Aniu, przyznaję się , 120 sztuk. Po 40 sztuk z trzech odmian. Kupiłam Ballerina, różowe i żółte.
Wiesz Aniu, oglądałam w czwartek Monty Dona - ogrody nad Adriatykiem i tam pokazali piękne łany tulipanów. Nabrałam tak chęci, że podeszłam do komputera i kupiłam. W piątek wysłali, w sobotę rano już miałam je i sadziłam. Zaraz po moim zakupie podeszłam do okna a tam na dworze biało, padał śnieg.
Jeszcze jedno zachęciło mnie do sadzenia tych tulipanów. Tydzień wcześniej kupiłam 60 sztuk Ballerina. Danusia kiedyś poleciła je jako te, które kwitną wiele lat. Posadziłam je w 1 godzinę. Byłam zaskoczona i zachwycona takim czasem. No i to zdecydowało o kolejnym zakupie. Kiedyś sadziłam wszystkie cebulki w koszykach a to zajmowało mi więcej czasu.
Pozdrawiam Aniu, trzymaj się zdrowo.
Basiu, jestem pod wrażeniem kalendarzy, bardzo pomysłowe, szkoda, że nie mam wnuków, na pewno bym zgapiła pomysł od Ciebie.
Ależ będzie pięknie wiosną, kiedy wszystkie tulipany zakwitną. Przyznam się, że też sporo posadziłam, u mnie córkę dopadła tulipanowa choroba, więc nakupiła.

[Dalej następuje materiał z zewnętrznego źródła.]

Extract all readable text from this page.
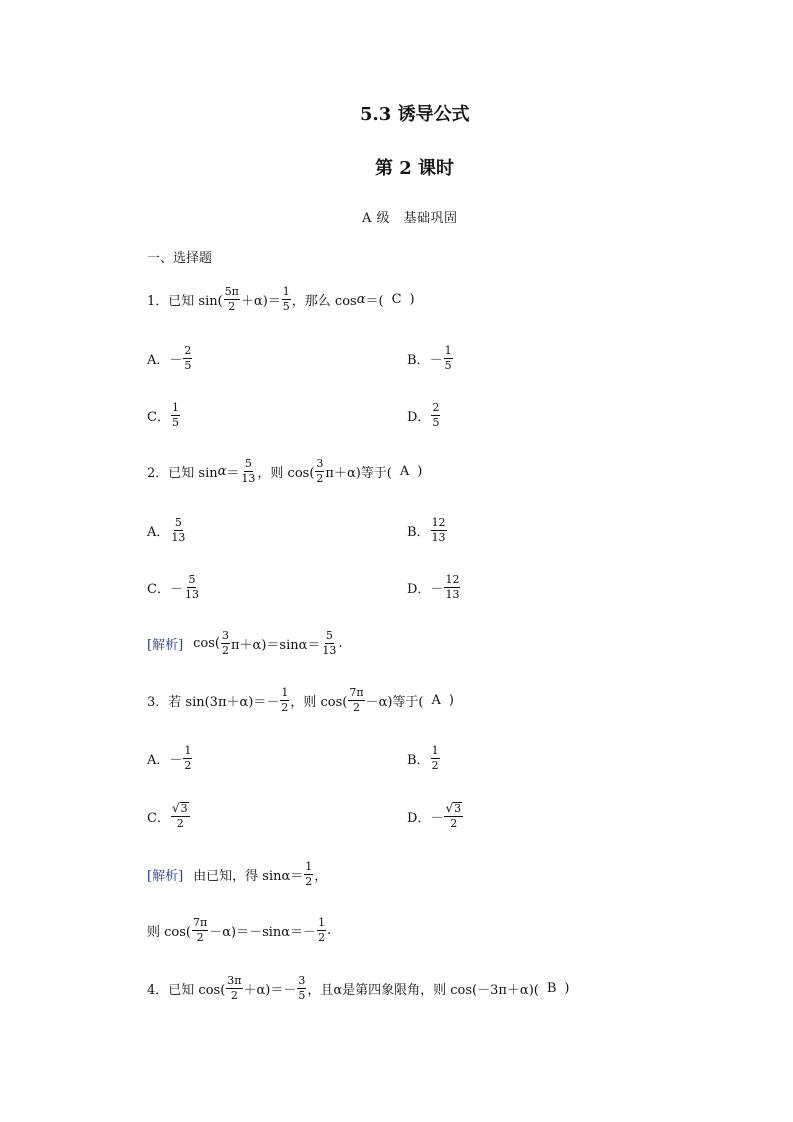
5.3 诱导公式
第 2 课时
A 级　基础巩固
一、选择题
1． 已知 $\sin( \frac{5\pi}{2} +\alpha)= \frac{1}{5}$ ，那么 cos α ＝( C )
A． － $\frac{2}{5}$	B． － $\frac{1}{5}$
C． $\frac{1}{5}$	D． $\frac{2}{5}$
2． 已知 $\sin \alpha = \frac{5}{13}$ ，则 $\cos( \frac{3}{2} \pi+\alpha)$等于( A )
A． $\frac{5}{13}$	B． $\frac{12}{13}$
C． － $\frac{5}{13}$	D． － $\frac{12}{13}$
[解析] $\cos( \frac{3}{2} \pi+\alpha)=\sin\alpha= \frac{5}{13}$ .
3． 若 $\sin(3\pi+\alpha)=- \frac{1}{2}$ ，则 $\cos( \frac{7\pi}{2} -\alpha)$等于( A )
A． － $\frac{1}{2}$	B． $\frac{1}{2}$
C． $\frac{√ 3}{2}$	D． － $\frac{√ 3}{2}$
[解析] 由已知，得 $\sin\alpha= \frac{1}{2}$ ，
则 $\cos( \frac{7\pi}{2} -\alpha)=-\sin\alpha=- \frac{1}{2}$ .
4． 已知 $\cos( \frac{3\pi}{2} +\alpha)=- \frac{3}{5}$ ，且α是第四象限角，则 cos(－3π＋α)( B )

Ja sadziłam, bo ona rzeczywiście zachorowała (przeziębienie, zatoki), a czas uciekał.
Aniu, ja kupiłam Ballerina takie jak Ty znalazłaś czyli pomarańczowe. A te różowe to nie Ballerina, one nie miały nazwy odmiany tylko było, że różowe i jeszcze żółte były, też bez nazwy odmiany. Tak więc chyba nie ma różowych Ballerina.